Num mundo em que a tecnologia se apoderou do nosso dia-a-dia, corpo e emoções, parar para pensar talvez seja a melhor solução.

É possível que, ao leres, te identifiques com esta nova realidade ou então jures a pés juntos que não te revês de todo com o que para aqui falo.

Recentemente, a Out Magazine publicou um exclusivo intitulado “The Instahunks: Inside the Swelling Selfie-Industrial Complex” onde faz uma revisão do poder que uma rede social como o Instagram pode ter sobre a sociedade mas especialmente sobre os instagrammers e dos seus efeitos sobre os mesmos.

Antes de mais, o que vimos nós com o scroll down diário nos nossos telemóveis? Realidade?

Refeições preparadas meticulosamente sob um jogo de luz e cores deslumbrante. Viagens paradisíacas com amig@s de meter inveja a qualquer um. Corpos esculturalmente trabalhados que só conseguimos encontrar nas redes sociais: abdominais abomináveis de tão definidos que são, e o mesmo para os bíceps, tríceps e glúteos – no fundo tudo aquilo que é exposto com o propósito de mostrar (cough cough, meios para chegar a um fim – o like); rostos de felicidade intangível com penteados trabalhados ao milímetro; produtos (toda uma variedade, desde de roupa interior a produtos de beleza) de marcas xpto, algumas delas exclusivas deste nosso mundo. No fundo, horas e horas de preparação e planeamento de algo que tem o intuito de agradar e chamar a atenção.

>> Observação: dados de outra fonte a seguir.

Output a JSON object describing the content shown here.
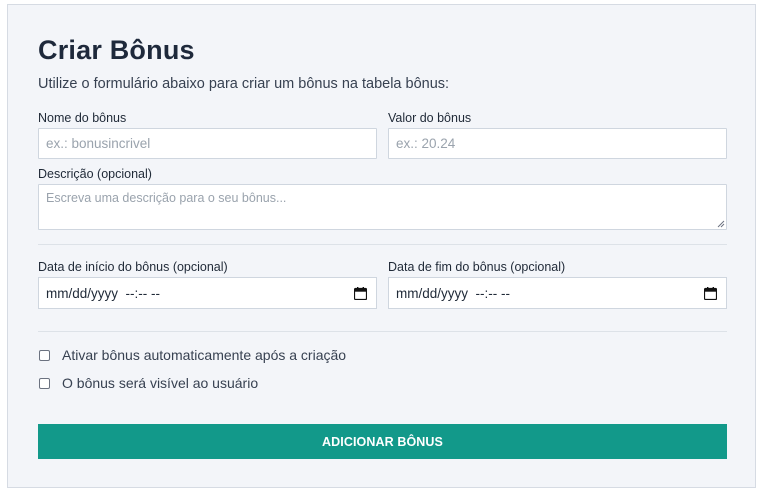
{
  "form": {
    "title": "Criar Bônus",
    "subtitle": "Utilize o formulário abaixo para criar um bônus na tabela bônus:",
    "name": {
      "label": "Nome do bônus",
      "placeholder": "ex.: bonusincrivel",
      "value": ""
    },
    "value": {
      "label": "Valor do bônus",
      "placeholder": "ex.: 20.24",
      "value": ""
    },
    "description": {
      "label": "Descrição (opcional)",
      "placeholder": "Escreva uma descrição para o seu bônus...",
      "value": ""
    },
    "start_date": {
      "label": "Data de início do bônus (opcional)",
      "display": "mm/dd/yyyy  --:-- --",
      "icon": "calendar-icon"
    },
    "end_date": {
      "label": "Data de fim do bônus (opcional)",
      "display": "mm/dd/yyyy  --:-- --",
      "icon": "calendar-icon"
    },
    "checkboxes": [
      {
        "label": "Ativar bônus automaticamente após a criação",
        "checked": false
      },
      {
        "label": "O bônus será visível ao usuário",
        "checked": false
      }
    ],
    "submit_label": "ADICIONAR BÔNUS"
  },
  "colors": {
    "accent": "#12998a",
    "background": "#f3f5f9",
    "border": "#cfd6df"
  }
}
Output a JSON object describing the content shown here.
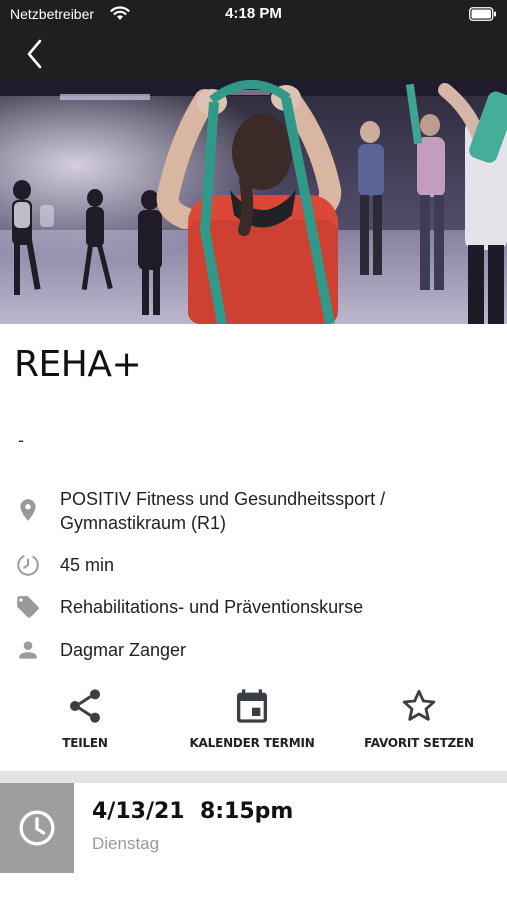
{
  "status_bar": {
    "carrier": "Netzbetreiber",
    "time": "4:18 PM"
  },
  "course": {
    "title": "REHA+",
    "subtitle": "-",
    "location": "POSITIV Fitness und Gesundheitssport / Gymnastikraum (R1)",
    "duration": "45 min",
    "category": "Rehabilitations- und Präventionskurse",
    "trainer": "Dagmar Zanger"
  },
  "actions": {
    "share_label": "TEILEN",
    "calendar_label": "KALENDER TERMIN",
    "favorite_label": "FAVORIT SETZEN"
  },
  "date_card": {
    "date": "4/13/21",
    "time": "8:15pm",
    "weekday": "Dienstag"
  },
  "colors": {
    "dark_bar": "#1f1f1f",
    "icon_gray": "#9e9e9e",
    "action_icon": "#3a3f44",
    "divider": "#e4e4e4"
  },
  "icons": [
    "wifi-icon",
    "battery-icon",
    "back-chevron-icon",
    "location-pin-icon",
    "timer-icon",
    "tag-icon",
    "person-icon",
    "share-icon",
    "calendar-icon",
    "star-outline-icon",
    "clock-icon"
  ]
}
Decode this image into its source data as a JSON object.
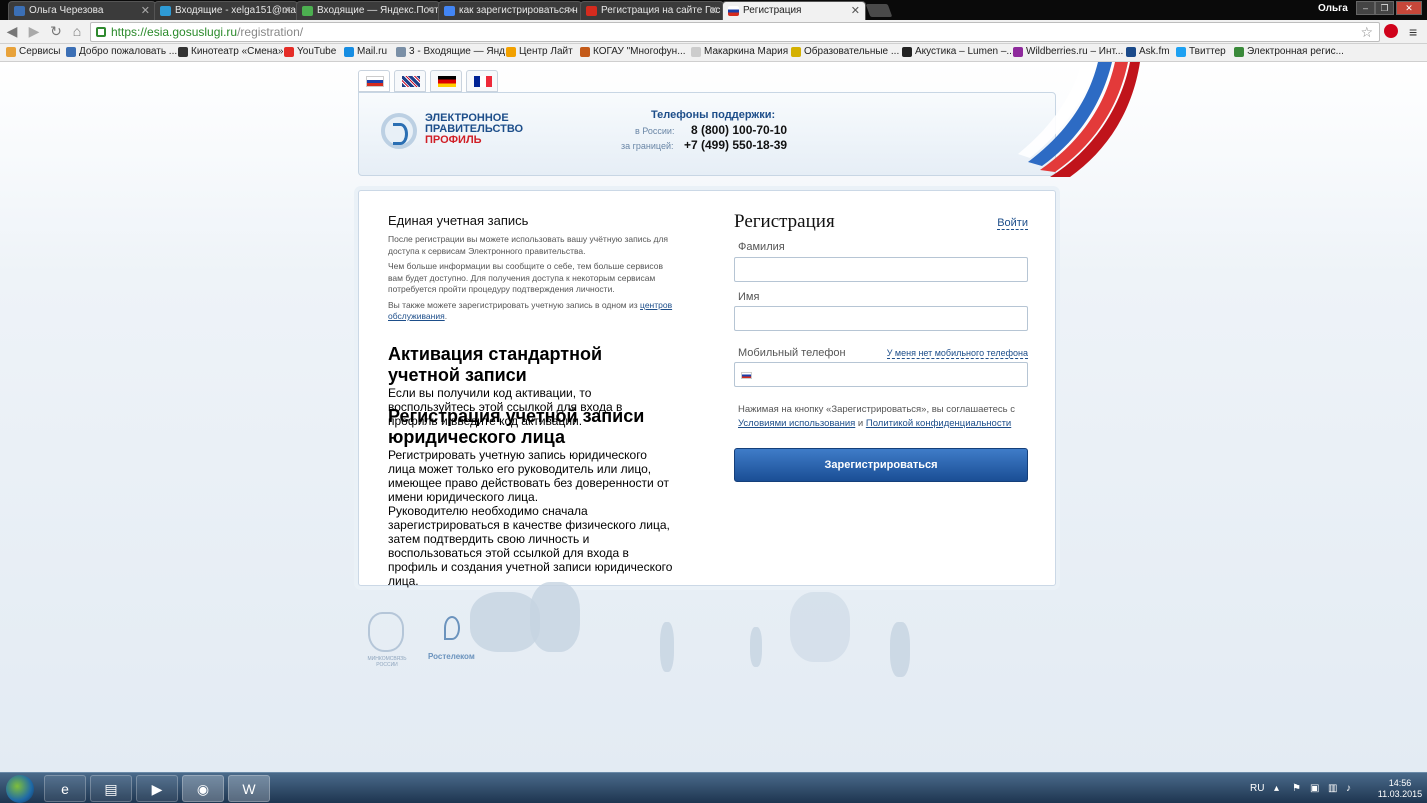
{
  "browser": {
    "tabs": [
      {
        "label": "Ольга Черезова",
        "color": "#3b6fb5"
      },
      {
        "label": "Входящие - xelga151@ma",
        "color": "#2e9bd6"
      },
      {
        "label": "Входящие — Яндекс.Почта",
        "color": "#4caf50"
      },
      {
        "label": "как зарегистрироваться н",
        "color": "#4285f4"
      },
      {
        "label": "Регистрация на сайте Гос",
        "color": "#d52b1e"
      },
      {
        "label": "Регистрация",
        "color": "#d52b1e"
      }
    ],
    "window_user": "Ольга",
    "url_host": "https://esia.gosuslugi.ru",
    "url_path": "/registration/",
    "bookmarks": [
      {
        "label": "Сервисы",
        "color": "#e8a23a"
      },
      {
        "label": "Добро пожаловать ...",
        "color": "#3b6fb5"
      },
      {
        "label": "Кинотеатр «Смена»",
        "color": "#333333"
      },
      {
        "label": "YouTube",
        "color": "#e52d27"
      },
      {
        "label": "Mail.ru",
        "color": "#168de2"
      },
      {
        "label": "3 - Входящие — Янд...",
        "color": "#7a8fa6"
      },
      {
        "label": "Центр Лайт",
        "color": "#f2a100"
      },
      {
        "label": "КОГАУ \"Многофун...",
        "color": "#c45b1a"
      },
      {
        "label": "Макаркина Мария",
        "color": "#cccccc"
      },
      {
        "label": "Образовательные ...",
        "color": "#d4b000"
      },
      {
        "label": "Акустика – Lumen –...",
        "color": "#222222"
      },
      {
        "label": "Wildberries.ru – Инт...",
        "color": "#8e2a9c"
      },
      {
        "label": "Ask.fm",
        "color": "#1b4a8a"
      },
      {
        "label": "Твиттер",
        "color": "#1da1f2"
      },
      {
        "label": "Электронная регис...",
        "color": "#3a8a3a"
      }
    ]
  },
  "header": {
    "logo_line1": "ЭЛЕКТРОННОЕ",
    "logo_line2": "ПРАВИТЕЛЬСТВО",
    "logo_line3": "ПРОФИЛЬ",
    "support_title": "Телефоны поддержки:",
    "support_ru_label": "в России:",
    "support_ru_number": "8 (800) 100-70-10",
    "support_abroad_label": "за границей:",
    "support_abroad_number": "+7 (499) 550-18-39"
  },
  "info": {
    "sec1_title": "Единая учетная запись",
    "sec1_p1": "После регистрации вы можете использовать вашу учётную запись для доступа к сервисам Электронного правительства.",
    "sec1_p2": "Чем больше информации вы сообщите о себе, тем больше сервисов вам будет доступно. Для получения доступа к некоторым сервисам потребуется пройти процедуру подтверждения личности.",
    "sec1_p3": "Вы также можете зарегистрировать учетную запись в одном из",
    "sec1_p3_link": "центров обслуживания",
    "sec2_title": "Активация стандартной учетной записи",
    "sec2_p1": "Если вы получили код активации, то воспользуйтесь",
    "sec2_p1_link": "этой ссылкой",
    "sec2_p1_end": "для входа в профиль и введите код активации.",
    "sec3_title_1": "Регистрация учетной записи",
    "sec3_title_2": "юридического лица",
    "sec3_p1": "Регистрировать учетную запись юридического лица может только его руководитель или лицо, имеющее право действовать без доверенности от имени юридического лица.",
    "sec3_p2": "Руководителю необходимо сначала зарегистрироваться в качестве физического лица, затем подтвердить свою личность и воспользоваться",
    "sec3_p2_link": "этой ссылкой",
    "sec3_p2_end": "для входа в профиль и создания учетной записи юридического лица."
  },
  "form": {
    "title": "Регистрация",
    "login_link": "Войти",
    "surname_label": "Фамилия",
    "surname_value": "",
    "name_label": "Имя",
    "name_value": "",
    "phone_label": "Мобильный телефон",
    "no_phone_link": "У меня нет мобильного телефона",
    "agree_text": "Нажимая на кнопку «Зарегистрироваться», вы соглашаетесь с",
    "terms_link": "Условиями использования",
    "and_text": "и",
    "privacy_link": "Политикой конфиденциальности",
    "submit_label": "Зарегистрироваться"
  },
  "footer": {
    "emblem_label": "МИНКОМСВЯЗЬ РОССИИ",
    "rostelecom_label": "Ростелеком"
  },
  "taskbar": {
    "lang": "RU",
    "time": "14:56",
    "date": "11.03.2015"
  },
  "colors": {
    "accent": "#1d4e8a",
    "button": "#1a4e95",
    "logo_red": "#d01e25"
  }
}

Contudo, o que vem depois da avalanche de likes na foto diária que postaste?

Gostaria de te dizer que vais ficar a sentir-te genuinamente bem. Que o teu ego é representativo da realidade e que os teus amigos foram sinceros naquele like porque gostam efetivamente de ti. Mas não posso. O ego é temporariamente enganado. Quando os likes passarem tu, como ser individual, vais sentir falta deles. E esses mesmos likes não vêm porque os teus “amigos” gostam realmente de quem tu és, até porque sabes que não estás a mostrar quem és, mas quem gostarias de ser. É bem mais provável que parte desses likes sejam para te despertar a atenção, para marcar presença, ou meramente porque tens um belo rabo, uma roupa interior mais chamativa ou porque o teu cabelo está radiante e luminoso depois de duas horas em frente ao espelho. E pergunto-te, no final de tudo isto, quanto daquilo que vês na foto é realmente quem és?

E mais preocupante, é deixares de viver o agora porque estás agarrado ao telemóvel à espera do momento perfeito para mais uma selfie. Ou a contar os likes enquanto estás numa esplanada com os teus amigos, na esperança de chegares aos 10, aos 100 ou aos 1M.

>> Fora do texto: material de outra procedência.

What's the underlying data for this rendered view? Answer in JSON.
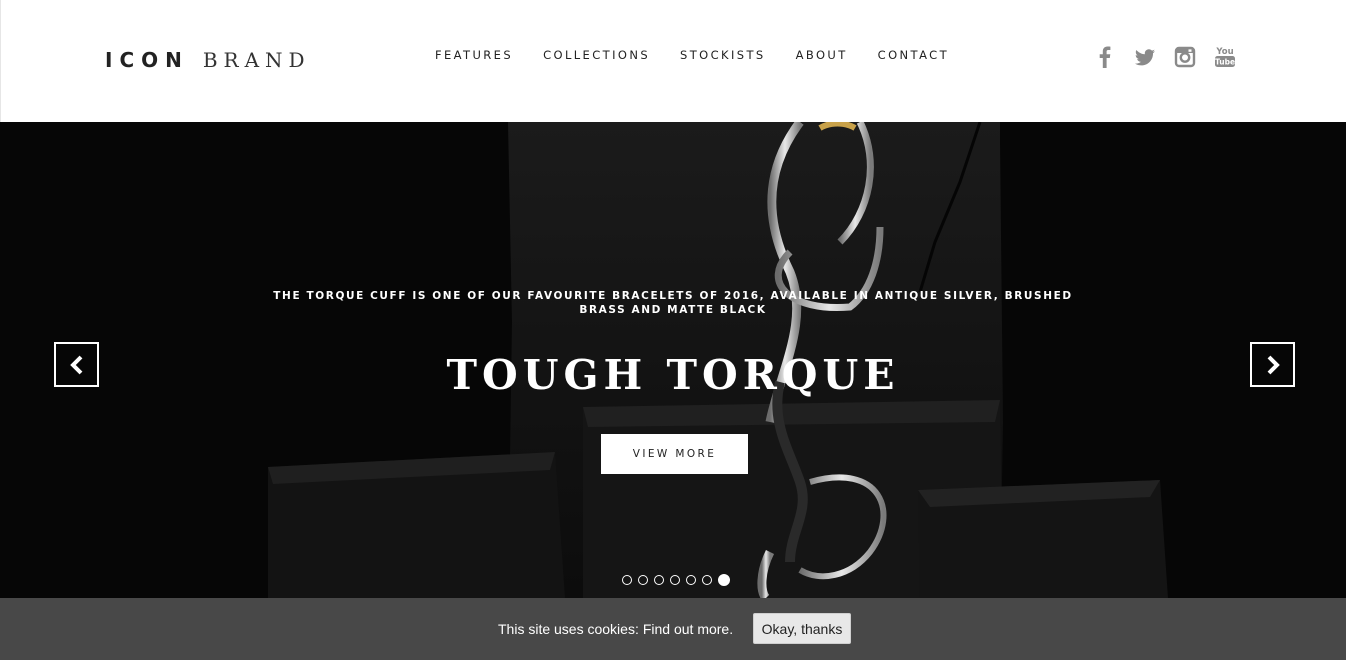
{
  "header": {
    "logo_bold": "ICON",
    "logo_light": "BRAND",
    "nav": [
      {
        "label": "FEATURES"
      },
      {
        "label": "COLLECTIONS"
      },
      {
        "label": "STOCKISTS"
      },
      {
        "label": "ABOUT"
      },
      {
        "label": "CONTACT"
      }
    ],
    "social": [
      "facebook-icon",
      "twitter-icon",
      "instagram-icon",
      "youtube-icon"
    ],
    "youtube_text_top": "You",
    "youtube_text_bottom": "Tube"
  },
  "hero": {
    "caption": "THE TORQUE CUFF IS ONE OF OUR FAVOURITE BRACELETS OF 2016, AVAILABLE IN ANTIQUE SILVER, BRUSHED BRASS AND MATTE BLACK",
    "headline": "TOUGH TORQUE",
    "button_label": "VIEW MORE",
    "slide_count": 7,
    "active_slide": 7,
    "prev_icon": "chevron-left-icon",
    "next_icon": "chevron-right-icon"
  },
  "cookie": {
    "text": "This site uses cookies:",
    "link_label": "Find out more.",
    "button_label": "Okay, thanks"
  },
  "colors": {
    "hero_background": "#080808",
    "cookie_bar": "#484848",
    "nav_text": "#222222",
    "social_icon": "#8a8a8a"
  }
}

Os standards são altos e as recompensas a longo prazo não são tantas, ou tão importantes, quanto isso. Não te esqueças que a tua vida é efémera e que o agora passa depressa. A imortalidade atribuída à tecnologia é ilusão e se queres marcar (uma pessoa, um espaço, um tempo) sê tu próprio e não quem os outros esperam que tu sejas ou quem as redes sociais “obrigam” a ser. Até porque, no dia em que deites com aquel@ que tu amas não vais estar a partilhar o número de likes ou a foto com a maior afluência, vais partilhar, sim!, aquilo que tu és em carne e osso, no tempo e no espaço, no objetivo e no mais transcendente.

P.S. O artigo merece uns bons minutos da nossa atenção porque, finalmente, alguém teve o atrevimento de colocar no papel aquilo que todos nós temos medo de pensar. Boas leituras!